Österreicher mit Migrationshintergrund

Abseits strafrechtlich relevanter Tatbestände ist es in den vergangenen Jahren zunehmend schwierig geworden, sämtlichen Regeln der verbalen Political Correctness gerecht zu werden. Die Liste der Verbote wird immer länger: Wer behindert war, ist jetzt körperlich eingeschränkt; wer als Taubstummer durchs Leben gehen musste, tut dies jetzt als Gehörloser; wer einst ein Ausländer war, ist jetzt ein Österreicher mit Migrationshintergrund.

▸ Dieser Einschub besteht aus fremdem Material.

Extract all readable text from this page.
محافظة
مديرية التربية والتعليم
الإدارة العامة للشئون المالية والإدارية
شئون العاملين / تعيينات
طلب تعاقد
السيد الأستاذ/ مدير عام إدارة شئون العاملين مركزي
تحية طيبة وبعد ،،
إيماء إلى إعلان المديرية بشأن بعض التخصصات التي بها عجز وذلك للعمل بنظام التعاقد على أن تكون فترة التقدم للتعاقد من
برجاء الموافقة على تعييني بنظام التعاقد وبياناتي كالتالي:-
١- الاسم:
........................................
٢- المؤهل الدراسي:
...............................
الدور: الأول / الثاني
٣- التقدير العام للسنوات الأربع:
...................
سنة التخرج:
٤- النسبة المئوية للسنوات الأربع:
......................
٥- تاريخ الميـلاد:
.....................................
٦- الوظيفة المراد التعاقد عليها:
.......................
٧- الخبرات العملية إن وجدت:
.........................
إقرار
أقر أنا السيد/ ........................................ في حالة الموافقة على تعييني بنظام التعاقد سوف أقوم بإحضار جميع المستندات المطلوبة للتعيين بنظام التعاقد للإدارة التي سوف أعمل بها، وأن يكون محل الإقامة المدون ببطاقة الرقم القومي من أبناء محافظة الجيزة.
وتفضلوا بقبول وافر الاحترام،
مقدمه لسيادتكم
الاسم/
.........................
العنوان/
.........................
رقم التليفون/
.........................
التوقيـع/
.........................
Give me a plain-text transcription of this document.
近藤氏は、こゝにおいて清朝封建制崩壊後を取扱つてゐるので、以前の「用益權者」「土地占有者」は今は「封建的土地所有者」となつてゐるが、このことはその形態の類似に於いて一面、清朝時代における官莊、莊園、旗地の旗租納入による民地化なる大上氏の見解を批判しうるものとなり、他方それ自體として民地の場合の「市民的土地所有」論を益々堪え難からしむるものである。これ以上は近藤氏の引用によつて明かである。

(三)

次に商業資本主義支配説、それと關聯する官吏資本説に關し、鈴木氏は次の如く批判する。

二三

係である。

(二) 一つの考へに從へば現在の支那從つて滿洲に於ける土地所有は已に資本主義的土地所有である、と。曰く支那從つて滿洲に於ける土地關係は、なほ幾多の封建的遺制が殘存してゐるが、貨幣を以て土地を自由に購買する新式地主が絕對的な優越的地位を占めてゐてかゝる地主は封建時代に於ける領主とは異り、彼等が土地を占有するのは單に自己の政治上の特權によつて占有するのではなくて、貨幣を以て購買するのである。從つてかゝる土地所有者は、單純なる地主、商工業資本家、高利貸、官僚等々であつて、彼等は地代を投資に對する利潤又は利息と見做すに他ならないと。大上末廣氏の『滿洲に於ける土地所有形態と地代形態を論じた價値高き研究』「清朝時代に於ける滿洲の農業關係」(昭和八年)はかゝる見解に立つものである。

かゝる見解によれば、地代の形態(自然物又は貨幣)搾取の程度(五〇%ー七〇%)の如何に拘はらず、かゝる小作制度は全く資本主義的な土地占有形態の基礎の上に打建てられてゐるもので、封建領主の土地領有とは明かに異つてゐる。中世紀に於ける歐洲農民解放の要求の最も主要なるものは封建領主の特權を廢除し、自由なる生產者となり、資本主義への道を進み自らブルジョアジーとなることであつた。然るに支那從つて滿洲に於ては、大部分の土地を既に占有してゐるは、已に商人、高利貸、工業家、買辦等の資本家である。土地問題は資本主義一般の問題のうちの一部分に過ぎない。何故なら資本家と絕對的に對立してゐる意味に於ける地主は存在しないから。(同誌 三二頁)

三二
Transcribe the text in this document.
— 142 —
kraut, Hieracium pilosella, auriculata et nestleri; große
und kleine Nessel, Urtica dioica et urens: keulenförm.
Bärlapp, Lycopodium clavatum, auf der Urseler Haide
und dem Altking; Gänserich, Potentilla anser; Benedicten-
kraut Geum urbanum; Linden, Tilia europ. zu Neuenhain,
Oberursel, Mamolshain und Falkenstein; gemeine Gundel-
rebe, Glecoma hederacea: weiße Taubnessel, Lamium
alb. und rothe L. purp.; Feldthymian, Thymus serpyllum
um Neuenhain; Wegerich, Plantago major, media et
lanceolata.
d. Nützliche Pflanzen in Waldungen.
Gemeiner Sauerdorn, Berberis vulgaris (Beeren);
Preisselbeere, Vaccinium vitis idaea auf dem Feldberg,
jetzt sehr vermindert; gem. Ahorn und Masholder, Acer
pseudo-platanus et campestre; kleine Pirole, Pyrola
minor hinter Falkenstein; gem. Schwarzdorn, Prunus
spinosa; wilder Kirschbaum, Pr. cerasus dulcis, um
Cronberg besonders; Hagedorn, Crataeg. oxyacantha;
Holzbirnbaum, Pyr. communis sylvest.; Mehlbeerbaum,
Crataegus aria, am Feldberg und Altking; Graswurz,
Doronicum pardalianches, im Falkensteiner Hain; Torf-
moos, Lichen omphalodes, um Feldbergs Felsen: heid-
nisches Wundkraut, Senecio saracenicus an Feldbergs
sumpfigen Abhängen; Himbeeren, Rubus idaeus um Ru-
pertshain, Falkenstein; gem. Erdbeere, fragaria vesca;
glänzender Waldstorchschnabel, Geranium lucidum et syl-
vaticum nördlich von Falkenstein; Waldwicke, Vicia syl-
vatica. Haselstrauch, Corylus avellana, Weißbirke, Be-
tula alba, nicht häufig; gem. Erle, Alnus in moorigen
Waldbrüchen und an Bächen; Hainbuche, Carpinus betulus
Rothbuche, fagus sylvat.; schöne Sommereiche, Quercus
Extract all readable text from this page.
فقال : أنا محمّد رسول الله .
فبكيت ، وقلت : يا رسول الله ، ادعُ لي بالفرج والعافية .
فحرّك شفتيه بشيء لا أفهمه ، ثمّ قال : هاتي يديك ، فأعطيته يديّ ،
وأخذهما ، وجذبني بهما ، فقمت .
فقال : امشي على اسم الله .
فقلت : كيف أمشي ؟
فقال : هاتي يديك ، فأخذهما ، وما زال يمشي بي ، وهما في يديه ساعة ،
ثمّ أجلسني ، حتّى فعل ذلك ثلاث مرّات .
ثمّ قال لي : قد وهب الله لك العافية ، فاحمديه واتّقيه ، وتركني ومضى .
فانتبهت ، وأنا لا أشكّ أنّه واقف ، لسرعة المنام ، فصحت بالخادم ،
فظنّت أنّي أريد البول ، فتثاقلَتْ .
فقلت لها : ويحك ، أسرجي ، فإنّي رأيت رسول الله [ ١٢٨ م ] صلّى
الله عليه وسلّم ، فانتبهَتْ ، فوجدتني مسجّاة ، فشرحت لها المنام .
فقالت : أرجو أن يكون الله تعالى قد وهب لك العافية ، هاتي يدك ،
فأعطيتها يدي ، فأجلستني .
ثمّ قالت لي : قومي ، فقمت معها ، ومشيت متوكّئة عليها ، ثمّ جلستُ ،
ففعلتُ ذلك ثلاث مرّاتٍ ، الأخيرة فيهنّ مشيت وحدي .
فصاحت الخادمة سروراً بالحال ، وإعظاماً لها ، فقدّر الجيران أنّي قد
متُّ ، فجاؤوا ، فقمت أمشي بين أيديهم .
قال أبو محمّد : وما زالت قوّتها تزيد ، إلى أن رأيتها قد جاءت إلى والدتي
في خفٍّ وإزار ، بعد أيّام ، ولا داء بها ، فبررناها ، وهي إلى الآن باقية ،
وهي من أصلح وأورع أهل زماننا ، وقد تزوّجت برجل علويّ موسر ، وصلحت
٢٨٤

Internationaler Vorreiter in diesem Bereich sind die USA, in denen es offiziell nicht einmal mehr erlaubt ist, einen 200-Kilo-Mann als dick zu bezeichnen - er ist vielmehr „horizontally challenged".
Ob das den Betroffenen wirklich hilft, ist äußerst fraglich. Dass verbale Rücksichtnahme nicht notgedrungen zu mehr gegenseitigem Verständnis führt, beweisen unter anderem das Binnen-I und seine Ableitungen. Frauen werden nun zwar stets extra erwähnt; an ihrer Benachteiligung bei Gehalt und Aufstiegschancen hat das aber nichts geändert.